Here are the details:
The case concerns Unite member Russ Blakely who was employed as a pipefitter on the NHS funded Broadmoor hospital redevelopment project in Berkshire, from 19 January 2016 until 20 May 2016.
The main contractor was Kier and the mechanical contractor was Fascel. Mr Blakely received a text from employment agency On-Site Recruitment Solutions Limited to confirm he was to undertake work on the project and that he needed to contact an umbrella/payroll company, Heritage Solutions City Limited for payment.
Mr Blakely was paid weekly and was charged a weekly fee of £18 by Heritage for his pay (described as Management Company Margin). He was also charged the employer’s national insurance contributions, labelled on his payslip as ‘HMRC Payment NIERS’. In total he was charged £324 in management fees and £725.59 in employer NICs.
Mr Blakely was not asked to sign any form of contract until March 2016 when Heritage asked him to sign ‘a contract for services’. This document stated that he was neither an employee nor a worker and it sought to exclude the most basic worker rights; including auto-enrolment pension, holiday pay under the Working Time Regulations 1998 and sick pay. The contract also attempted to authorise deductions for employer’s class 1 national insurance from Mr Blakely’ pay and included a menacing ‘indemnity’ clause aimed at dissuading him from pursuing any legal claims and gagging him from raising complaints with HMRC (who regulate employers’ compliance with the National Minimum Wage, as well as tax matters). He was told that if he did not sign the agreement his pay would be stopped. Despite this Mr Blakely refused to sign.
He continued to work until 20 May 2016, when he took holiday and was told that he was not needed to return.
With the support of Unite Legal Services Mr Blakely took an employment tribunal case for unlawful deduction of wages for the management company deductions and the employer’s national insurance. He also claimed for the accrued holiday pay he had earned and not been paid. The member’s total claim is worth between £2,500-£3,000.
The case was initially heard at the Reading Employment Tribunal which dismissed the claim as they found he was not a worker, having failed to properly understand the evidence provided. Unite lodged an appeal with the EAT on 3 March 2017 based on the tribunal wrongly applying law and reaching a perverse conclusion.

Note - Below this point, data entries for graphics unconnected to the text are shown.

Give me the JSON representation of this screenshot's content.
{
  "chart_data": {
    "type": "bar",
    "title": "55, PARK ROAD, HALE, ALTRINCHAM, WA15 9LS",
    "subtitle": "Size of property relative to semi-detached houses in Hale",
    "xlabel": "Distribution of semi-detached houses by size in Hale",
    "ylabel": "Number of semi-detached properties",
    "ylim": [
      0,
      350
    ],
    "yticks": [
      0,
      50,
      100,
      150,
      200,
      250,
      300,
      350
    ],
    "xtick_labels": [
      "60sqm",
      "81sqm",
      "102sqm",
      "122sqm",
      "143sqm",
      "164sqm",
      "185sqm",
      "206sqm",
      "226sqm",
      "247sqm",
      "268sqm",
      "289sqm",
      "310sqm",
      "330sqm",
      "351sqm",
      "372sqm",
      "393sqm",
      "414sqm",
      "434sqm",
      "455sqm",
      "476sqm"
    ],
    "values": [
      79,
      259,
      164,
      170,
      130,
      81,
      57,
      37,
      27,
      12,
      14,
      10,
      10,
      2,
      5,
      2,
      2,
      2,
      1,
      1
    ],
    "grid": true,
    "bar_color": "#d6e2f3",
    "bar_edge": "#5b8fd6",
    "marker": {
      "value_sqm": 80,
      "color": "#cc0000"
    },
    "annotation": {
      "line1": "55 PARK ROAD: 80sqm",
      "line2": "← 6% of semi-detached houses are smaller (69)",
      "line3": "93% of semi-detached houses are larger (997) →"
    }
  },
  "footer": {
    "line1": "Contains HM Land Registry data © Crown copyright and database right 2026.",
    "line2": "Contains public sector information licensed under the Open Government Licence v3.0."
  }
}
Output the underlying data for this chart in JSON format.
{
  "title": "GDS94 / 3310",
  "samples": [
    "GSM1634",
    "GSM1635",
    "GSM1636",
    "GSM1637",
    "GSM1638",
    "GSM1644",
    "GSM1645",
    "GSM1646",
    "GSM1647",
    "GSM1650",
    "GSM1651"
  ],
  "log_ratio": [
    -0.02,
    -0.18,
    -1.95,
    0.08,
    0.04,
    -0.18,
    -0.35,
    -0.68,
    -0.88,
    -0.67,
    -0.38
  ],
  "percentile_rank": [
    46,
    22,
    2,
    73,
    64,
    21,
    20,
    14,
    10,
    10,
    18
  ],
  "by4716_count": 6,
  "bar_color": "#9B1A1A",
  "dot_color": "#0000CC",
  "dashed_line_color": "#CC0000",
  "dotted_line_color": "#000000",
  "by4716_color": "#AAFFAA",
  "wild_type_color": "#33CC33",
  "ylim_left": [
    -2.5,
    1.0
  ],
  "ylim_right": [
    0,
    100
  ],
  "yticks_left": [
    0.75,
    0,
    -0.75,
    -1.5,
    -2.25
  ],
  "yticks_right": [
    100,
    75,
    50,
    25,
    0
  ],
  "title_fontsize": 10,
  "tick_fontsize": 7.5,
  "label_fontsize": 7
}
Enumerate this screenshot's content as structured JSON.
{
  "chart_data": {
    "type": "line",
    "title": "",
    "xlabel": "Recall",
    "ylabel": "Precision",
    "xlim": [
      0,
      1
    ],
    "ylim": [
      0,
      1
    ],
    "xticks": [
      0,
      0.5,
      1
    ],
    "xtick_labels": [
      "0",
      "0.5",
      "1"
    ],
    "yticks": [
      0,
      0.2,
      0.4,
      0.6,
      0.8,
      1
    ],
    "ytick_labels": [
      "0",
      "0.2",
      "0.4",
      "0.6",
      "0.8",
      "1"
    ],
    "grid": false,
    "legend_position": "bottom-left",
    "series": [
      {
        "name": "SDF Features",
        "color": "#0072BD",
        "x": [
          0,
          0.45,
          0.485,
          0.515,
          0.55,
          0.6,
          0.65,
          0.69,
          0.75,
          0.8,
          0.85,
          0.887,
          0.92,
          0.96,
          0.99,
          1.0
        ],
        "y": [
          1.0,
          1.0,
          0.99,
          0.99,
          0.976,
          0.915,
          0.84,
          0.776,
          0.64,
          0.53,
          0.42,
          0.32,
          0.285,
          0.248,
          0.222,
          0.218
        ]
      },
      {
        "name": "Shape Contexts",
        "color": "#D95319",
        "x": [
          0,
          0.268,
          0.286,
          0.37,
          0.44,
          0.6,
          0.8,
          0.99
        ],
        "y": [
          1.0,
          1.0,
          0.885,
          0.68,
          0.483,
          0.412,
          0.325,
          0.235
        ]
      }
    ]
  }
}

The decision is expected to provide some much needed legal authority and protection for workers being exploited by bogus self-employment arrangements that use umbrella or payroll company scams to satisfy the taxman, but fall short of minimum worker rights.
Unite, assistant general secretary for legal services, Howard Beckett, said: "For too long employers, agencies and accountants in construction and other industries have believed that they can boost their profits and evade basic employment protections by classifying workers as bogus self-employed. Unite has drawn a line in the sand and will be throwing the full force of our resources behind our members who are sick of being exploited and treated as disposable units that can be hired and fired at will.
“We expect the EAT will uphold our appeal and establish a legal precedent for employers and agencies operating these sham contracts, which bear no relationship to the actual employment relationship, and mean this exploitation loophole can be closed.
“It is astonishing that both On-Site the agency and the payroll company Heritage thought it was somehow legal and acceptable, on the one hand to deduct employer’s NI from Mr Blakely’s wages and on the other claim our member was self-employed to avoid paying holiday pay and basic minimum pension contributions, whilst charging a 'Management Company Margin' for doing so.
“It’s a disgrace that this was allowed to happen, least still on a publicly funded NHS project."